Lecture 6: Mathematical Structures and Functions - CSCI 381 Goldberg

Cost of Exhaustive Searching (Brute-Force Method)

Here, the Time Complexity equals the size of the search space.

Initially, mathematical structures are stored in un/ordered sets.

Structure 1: Subsets of a Set - $2^n$

How many subsets are there of a given set?

Suppose a set $S = \{E_0, \ldots, E_{n-1}\}$ - $E$ for elements, and in C/C++ based languages the first index is 0.
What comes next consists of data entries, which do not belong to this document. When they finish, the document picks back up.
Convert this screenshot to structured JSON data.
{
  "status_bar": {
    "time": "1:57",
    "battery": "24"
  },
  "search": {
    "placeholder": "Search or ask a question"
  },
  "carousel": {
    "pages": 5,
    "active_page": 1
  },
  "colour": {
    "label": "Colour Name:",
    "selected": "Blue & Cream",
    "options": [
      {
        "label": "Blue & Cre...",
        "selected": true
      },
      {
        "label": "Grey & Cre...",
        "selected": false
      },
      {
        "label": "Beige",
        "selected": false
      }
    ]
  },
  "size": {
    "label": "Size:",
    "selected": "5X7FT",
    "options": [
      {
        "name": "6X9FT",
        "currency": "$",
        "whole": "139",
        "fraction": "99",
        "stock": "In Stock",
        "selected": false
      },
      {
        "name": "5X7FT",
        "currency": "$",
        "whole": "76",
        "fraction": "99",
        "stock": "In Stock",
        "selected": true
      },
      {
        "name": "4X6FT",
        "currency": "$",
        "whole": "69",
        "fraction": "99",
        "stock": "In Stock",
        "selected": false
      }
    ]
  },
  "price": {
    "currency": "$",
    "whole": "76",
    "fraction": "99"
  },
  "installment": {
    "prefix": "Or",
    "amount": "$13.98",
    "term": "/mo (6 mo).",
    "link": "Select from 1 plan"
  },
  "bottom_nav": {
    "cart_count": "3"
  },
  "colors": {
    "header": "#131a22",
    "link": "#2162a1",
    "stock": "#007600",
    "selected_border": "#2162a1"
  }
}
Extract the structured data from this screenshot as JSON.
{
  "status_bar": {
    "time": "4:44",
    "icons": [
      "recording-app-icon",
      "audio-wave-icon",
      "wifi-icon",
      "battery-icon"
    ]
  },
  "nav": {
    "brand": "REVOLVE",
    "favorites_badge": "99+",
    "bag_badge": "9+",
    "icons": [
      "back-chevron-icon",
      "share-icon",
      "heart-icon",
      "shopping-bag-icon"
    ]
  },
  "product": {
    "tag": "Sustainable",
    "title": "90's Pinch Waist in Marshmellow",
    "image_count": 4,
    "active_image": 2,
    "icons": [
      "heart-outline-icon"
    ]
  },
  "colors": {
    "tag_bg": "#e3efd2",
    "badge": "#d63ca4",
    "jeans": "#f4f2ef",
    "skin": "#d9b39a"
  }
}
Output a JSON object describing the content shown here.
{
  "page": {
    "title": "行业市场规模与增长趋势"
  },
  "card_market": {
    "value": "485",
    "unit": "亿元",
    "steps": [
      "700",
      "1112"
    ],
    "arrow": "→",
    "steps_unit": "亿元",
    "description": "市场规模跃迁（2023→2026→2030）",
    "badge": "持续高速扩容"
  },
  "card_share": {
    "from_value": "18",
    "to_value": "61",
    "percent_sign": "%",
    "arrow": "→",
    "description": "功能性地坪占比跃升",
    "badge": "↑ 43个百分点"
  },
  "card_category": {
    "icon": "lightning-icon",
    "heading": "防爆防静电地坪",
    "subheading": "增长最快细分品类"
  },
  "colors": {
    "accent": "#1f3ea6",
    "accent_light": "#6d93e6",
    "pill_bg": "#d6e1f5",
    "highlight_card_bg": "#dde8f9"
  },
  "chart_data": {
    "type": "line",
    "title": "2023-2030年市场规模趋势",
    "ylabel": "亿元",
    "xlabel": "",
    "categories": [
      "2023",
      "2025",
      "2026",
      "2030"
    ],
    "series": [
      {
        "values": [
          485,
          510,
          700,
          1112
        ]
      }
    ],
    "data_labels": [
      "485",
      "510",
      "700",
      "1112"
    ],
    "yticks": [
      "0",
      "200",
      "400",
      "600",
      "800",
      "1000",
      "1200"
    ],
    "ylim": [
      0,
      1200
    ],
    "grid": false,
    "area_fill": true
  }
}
n = |S| \quad \text{(cardinality)}

A method to encode such a set with its subsets is by using a one-dimensional array/vector:

$E_0$	$E_1$	$\cdots$	$E_{n-1}$
1	1	0 0 0	1

Sub/set $S_i = \{E_0, E_1, E_{n-1}\}$

Any subset $S_i$ (of a set of size $n$ ) can simply be encoded by boolean values stored in the above vector.

For example, subset $S_i = \{E_0, E_1, E_{n-1}\}$ :

1100012_2 = 49 \qquad 000\ldots000_2 = 0 \qquad 111\ldots111_2 = 2^n - 1

The small 2 after the digits denotes base 2.

So counting the number of subsets is equivalent to determining how many bitstrings (arrays of only 0/1 values) of size $n$ there are. As mentioned many times before, this finite string of length $n$ can be encoded by natural numbers ranging from $0$ (when the vector contains all 0’s) to $2^n - 1$ (when the vector contains all 1’s). So a simple for loop enumerating the natural numbers from $0$ to $2^n - 1$ can each be decoded into the binary representation of each such natural number, which automatically represents a unique subset of an initial set $S$ of size $n$ .

In summary, there are $2^n$ such subsets, which is also $|PS(S)|$ where $PS$ = powerset.

Structure 2: Relations(hips) from a Set $S_1$ to a Set $S_2$ - $2^{mn}$

Conventionally, $m = |S_1|$ and $n = |S_2|$ .

S1          S2

A1          B1
A2    -->   B2
Ai          .
.           .
Am          Bn

A graph is a “graph”ical representation of a relation. Standard (default) relations have two sets, whereas standard (default) graphs are from one set to itself. But this is only a default convention - relations can be over one set and graphs can be over two sets. A graph from set $A$ to a set $B$ is called bipartite.

Note: For diagramming purposes, the two sets appear of the same length (size) but mathematically of course of any size. This is indicated by the fact that $|S_1| = m$ , $|S_2| = n$ , with most probably $m \neq n$ .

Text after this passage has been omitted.